On the “time-travelling tea”, Eric “muttered” something when it was pointed out. [Grin]
Seriously, it will be corrected. [Smile]
@johan: Don’t mistake the fact that campaigning was not predominately done by public speaking with the ide that elected leaders like Adams or Jefferson lacked charisma. It was simply a different *kind* of charisma than an appeal to crowds.
Anyway, the public campaign basically dates to Andrew Jackson. Say 1824 or so. (Yes I am committing a shameless plug for another of Eric’s series.) Like many developments in US politics, it had been well vetted on the local level before making its debut in a race for national office.
@robert: Similarly, Gettysburg is not really a good example to use for how effective public speaking was pre-electronic amplification. Lincoln and Douglas debated up and down the state of Illinois without microphones, and audiences in the thousands heard them just fine. Orators were trained in a different way back then, and with proper acoustics could reach an audience of several thousands in open air.

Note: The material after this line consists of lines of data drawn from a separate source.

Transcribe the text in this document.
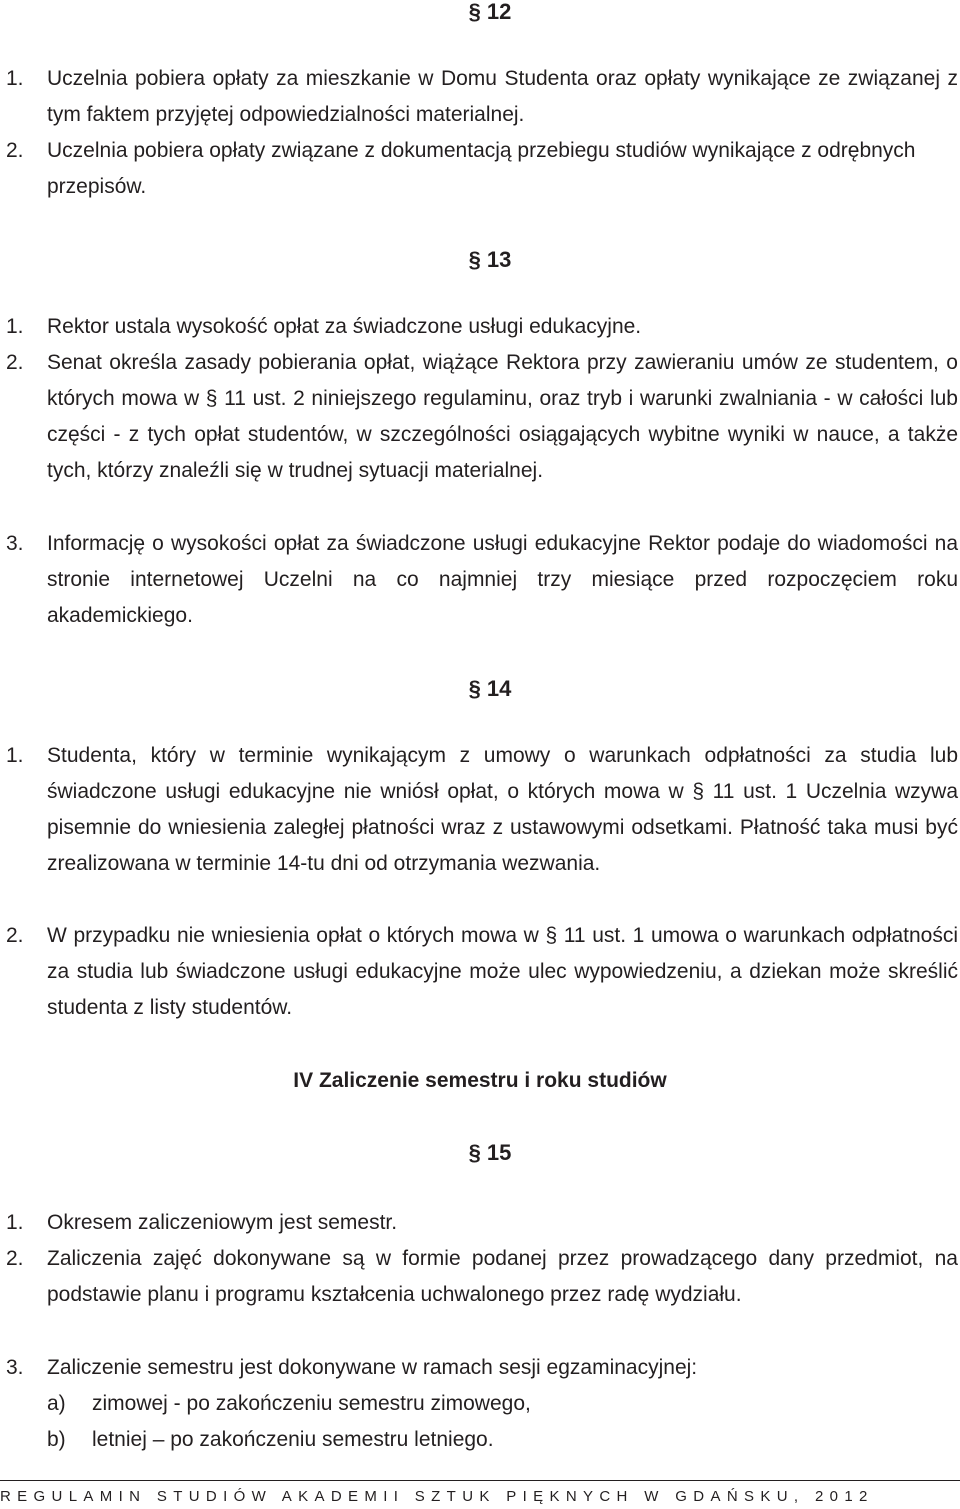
§ 12
1.	Uczelnia pobiera opłaty za mieszkanie w Domu Studenta oraz opłaty wynikające ze związanej z tym faktem przyjętej odpowiedzialności materialnej.
2.	Uczelnia pobiera opłaty związane z dokumentacją przebiegu studiów wynikające z odrębnych przepisów.
§ 13
1.	Rektor ustala wysokość opłat za świadczone usługi edukacyjne.
2.	Senat określa zasady pobierania opłat, wiążące Rektora przy zawieraniu umów ze studentem, o których mowa w § 11 ust. 2 niniejszego regulaminu, oraz tryb i warunki zwalniania - w całości lub części - z tych opłat studentów, w szczególności osiągających wybitne wyniki w nauce, a także tych, którzy znaleźli się w trudnej sytuacji materialnej.
3.	Informację o wysokości opłat za świadczone usługi edukacyjne Rektor podaje do wiadomości na stronie internetowej Uczelni na co najmniej trzy miesiące przed rozpoczęciem roku akademickiego.
§ 14
1.	Studenta, który w terminie wynikającym z umowy o warunkach odpłatności za studia lub świadczone usługi edukacyjne nie wniósł opłat, o których mowa w § 11 ust. 1 Uczelnia wzywa pisemnie do wniesienia zaległej płatności wraz z ustawowymi odsetkami. Płatność taka musi być zrealizowana w terminie 14-tu dni od otrzymania wezwania.
2.	W przypadku nie wniesienia opłat o których mowa w § 11 ust. 1 umowa o warunkach odpłatności za studia lub świadczone usługi edukacyjne może ulec wypowiedzeniu, a dziekan może skreślić studenta z listy studentów.
IV Zaliczenie semestru i roku studiów
§ 15
1.	Okresem zaliczeniowym jest semestr.
2.	Zaliczenia zajęć dokonywane są w formie podanej przez prowadzącego dany przedmiot, na podstawie planu i programu kształcenia uchwalonego przez radę wydziału.
3.	Zaliczenie semestru jest dokonywane w ramach sesji egzaminacyjnej:
a) zimowej - po zakończeniu semestru zimowego,
b) letniej – po zakończeniu semestru letniego.
REGULAMIN STUDIÓW AKADEMII SZTUK PIĘKNYCH W GDAŃSKU, 2012
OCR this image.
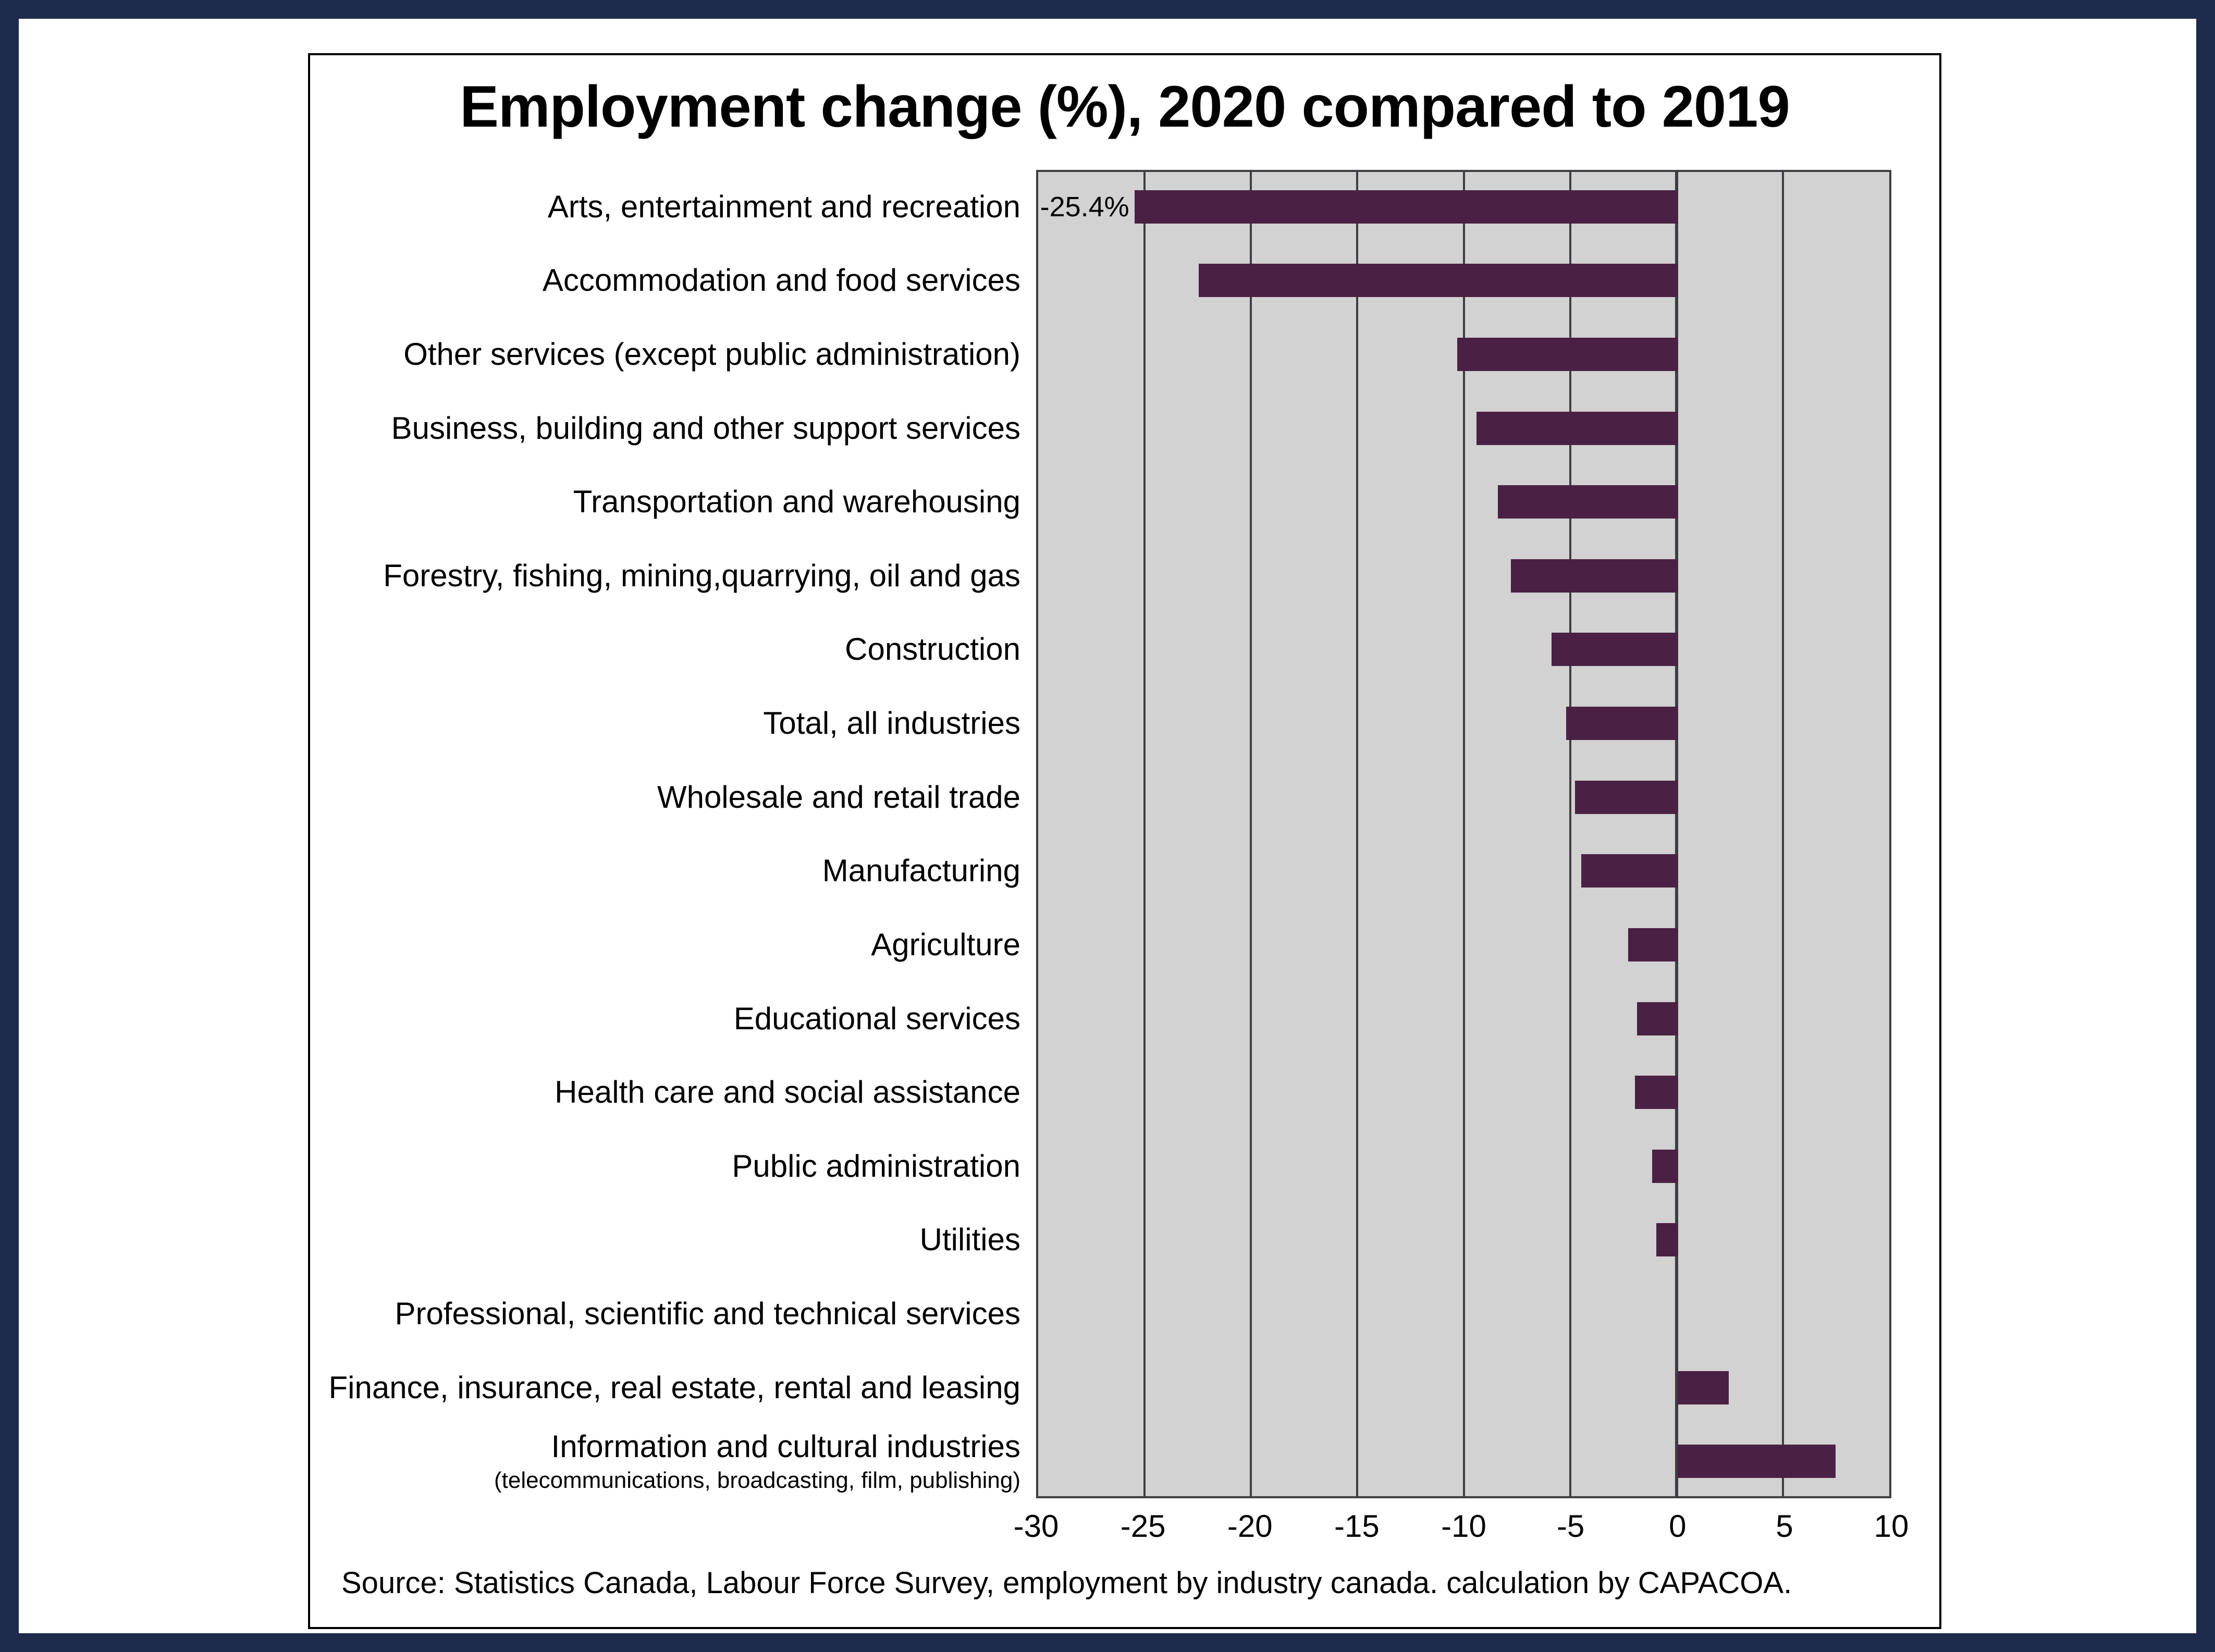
Employment change (%), 2020 compared to 2019
Arts, entertainment and recreation -25.4%
Accommodation and food services
Other services (except public administration)
Business, building and other support services
Transportation and warehousing
Forestry, fishing, mining,quarrying, oil and gas
Construction
Total, all industries
Wholesale and retail trade
Manufacturing
Agriculture
Educational services
Health care and social assistance
Public administration
Utilities
Professional, scientific and technical services
Finance, insurance, real estate, rental and leasing
Information and cultural industries
(telecommunications, broadcasting, film, publishing)
-30 -25 -20 -15 -10 -5	0	5	10
Source: Statistics Canada, Labour Force Survey, employment by industry canada. calculation by CAPACOA.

The problem at Gettysburg was that it was a battlefield site not particularly well endowed with acoustic qualities (been there, heard the speach in reenactment). So the number of people who could fit within earshot of the speakers was limited to several hundred (the old battallion and cohort military units were basically sized so everone could hear the unit’s officer.) Further, they didn’t listen much to Lincoln as he wasn’t the main event — an important mourner to be sure, but publicized as a short, minor speech that also gave everyone time to go and buy food and drink. We admire the power of the Gettysburg Address in retrospect, and in the judgment of a later, quieter style than was popular in the 1860’s.